Почти все скульптуры Джакометти поначалу выглядят очень далекими от образов окружающей действительности. Вроде бы это лишь условные знаки, аллегории неведомых языческих божеств или просто прихотливые фантазии — в зависимости от периода творчества. Однако впечатление ложное. Художник всю жизнь был буквально одержим реальностью и искал прозрения только в ней. Именно из-за этого он разошелся в конце концов с сюрреалистами.
Они приняли Джакометти в свои ряды с величайшим энтузиазмом, но со временем выяснилось, что парень норовит «изменять» авангардным идеям с живой натурой.
С середины 30-х скульптор двигался исключительно собственными дорогами. Лет десять провел в мучительном кризисе и лишь в послевоенные годы нащупал свою окончательную манеру. Неестественно удлиненные и оттого хрупкие на вид фигуры сделались его фирменным знаком, по которому Джакометти легко узнается. Но никогда и ни при каких обстоятельствах он не позволял себе «конвейерного производства». Каждая вещь особая и происходит опять-таки из реальности. Той реальности, которую скульптор научился видеть собственными глазами.
В России работ Джакометти не встретишь ни в музейных, ни в частных коллекциях.
Уже по одной только этой причине гастрольная выставка в МЛК заслуживает серьезного внимания. Почти три десятка скульптур, несколько живописных произведений и двадцать графических листов привезены из Швейцарии, где художник родился и где был похоронен (правда, большую часть жизни он провел в Париже). Экспонаты позаимствованы в цюрихском музее Кунстхаус и в Фонде Джакометти.
Много их или мало для полноценной ретроспективы? Конечно, дело не в количестве. Достаточно и пары-тройки произведений, чтобы почувствовать масштаб личности автора и особенности его манеры. К тому же в Москву приехали знаковые, эталонные работы — например, «Женщина-ложка», «Собака», «Человек, пересекающий площадь». Есть все условия для того, чтобы приобщиться и понять главное. Пожалуй, только одного фактора будет недоставать по сравнению с залами Джакометти в цюрихском Кунстхаусе.
Там работы разных лет представлены в таком изобилии, что зритель впадает едва ли не в гипнотический транс.
Избитое понятие «мир художника» обретает физические черты, исчезает будничное время, вылетают из головы все личные проблемы. Это одно из сильнейших потрясений, которые можно испытать где-либо в мировых музеях. У нас же представлен лишь фрагмент той коллекции, отчего энергетическое воздействие таким мощным заведомо не окажется.
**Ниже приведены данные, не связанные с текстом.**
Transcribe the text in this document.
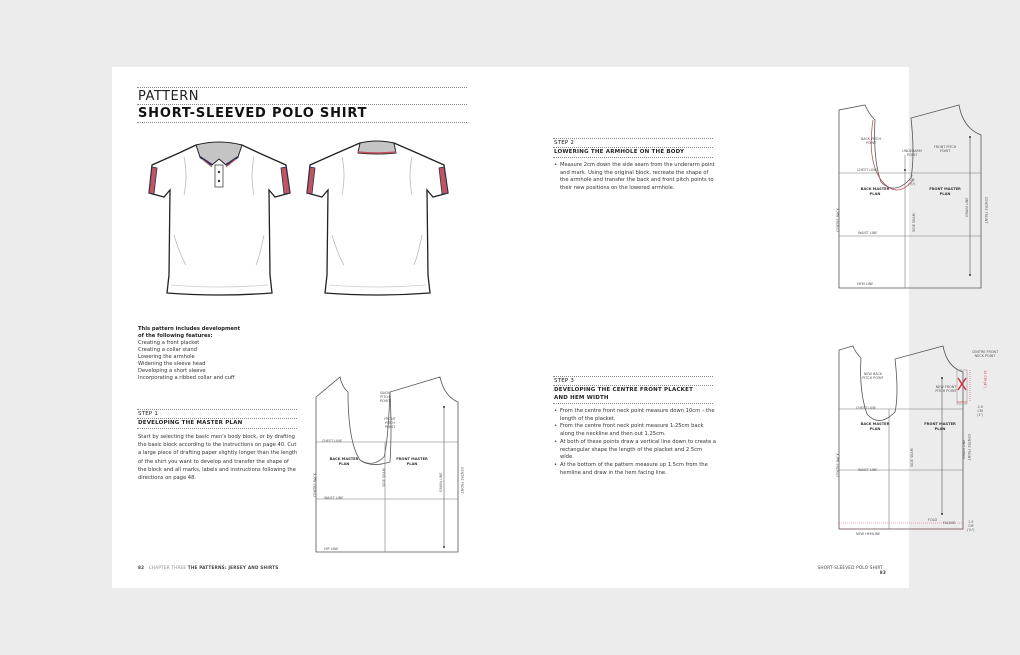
PATTERN
SHORT-SLEEVED POLO SHIRT
This pattern includes development
of the following features:
Creating a front placket
Creating a collar stand
Lowering the armhole
Widening the sleeve head
Developing a short sleeve
Incorporating a ribbed collar and cuff
STEP 1
DEVELOPING THE MASTER PLAN
Start by selecting the basic men's body block, or by drafting the basic block according to the instructions on page 40. Cut a large piece of drafting paper slightly longer than the length of the shirt you want to develop and transfer the shape of the block and all marks, labels and instructions following the directions on page 48.
BACK PITCH POINT
FRONT PITCH POINT
CHEST LINE
BACK MASTER PLAN
FRONT MASTER PLAN
CENTRE BACK	SIDE SEAM	GRAIN LINE	CENTRE FRONT
WAIST LINE
HIP LINE
82 CHAPTER THREE THE PATTERNS: JERSEY AND SHIRTS
STEP 2
LOWERING THE ARMHOLE ON THE BODY
• Measure 2cm down the side seam from the underarm point and mark. Using the original block, recreate the shape of the armhole and transfer the back and front pitch points to their new positions on the lowered armhole.
BACK PITCH POINT
UNDERARM POINT
FRONT PITCH POINT
CHEST LINE
2 CM (¾")
BACK MASTER PLAN
FRONT MASTER PLAN
CENTRE BACK	SIDE SEAM
GRAIN LINE	CENTRE FRONT
WAIST LINE
HEM LINE
STEP 3
DEVELOPING THE CENTRE FRONT PLACKET
AND HEM WIDTH
• From the centre front neck point measure down 10cm – the length of the placket.
• From the centre front neck point measure 1.25cm back along the neckline and then out 1.25cm.
• At both of these points draw a vertical line down to create a rectangular shape the length of the placket and 2.5cm wide.
• At the bottom of the pattern measure up 1.5cm from the hemline and draw in the hem facing line.
CENTRE FRONT NECK POINT
NEW BACK PITCH POINT
NEW FRONT PITCH POINT
10 CM (4")
2.5 CM (1")
CHEST LINE
BACK MASTER PLAN
FRONT MASTER PLAN
CENTRE BACK	SIDE SEAM	GRAIN LINE CENTRE FRONT
WAIST LINE
FOLD
FACING	1.5 CM (⅝")
NEW HEMLINE
SHORT-SLEEVED POLO SHIRT   83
Зато остается гипноз каждого экспоната в отдельности.
Сам автор утверждал, что «вырастил» свою знаменитую пластику из пиктограммы на уличном знаке — там, где схематичный пешеход пересекает дорожное полотно. Скорее всего, так оно и было: Джакометти не любил сочиненных биографических фактов, да и вообще слыл человеком предельно нелукавым. Однако озарение не могло прийти просто так, в качестве случайной догадки. К тому моменту художник уже прошел через отчаяние, пытаясь достичь недостижимого. Эксперименты с человеческими фигурами, будто бы исчезающими в перспективе, он признал для себя неудачными и искал других пластических решений. Искал в реальности, в ней и нашел. Хрупкость и травматичность человеческого существования выразилась в невиданных доселе персонажах — истонченных почти до проволочности, без выражений на лицах и без устойчивости в позах.
Можно долго говорить о близости взглядов Джакометти к философии экзистенциализма, о предыдущих этапах творчества, которые привели к такой манере.
Но лучше просто посмотреть на эти бронзовые изваяния, не ища в них иллюзорного сходства с жизнью, и тогда обнаружится сходство иного рода. Даже не сходство, а родство. Находить генетическую связь между бытием и творениями собственных рук — удел гениев. Альберто Джакометти это удалось.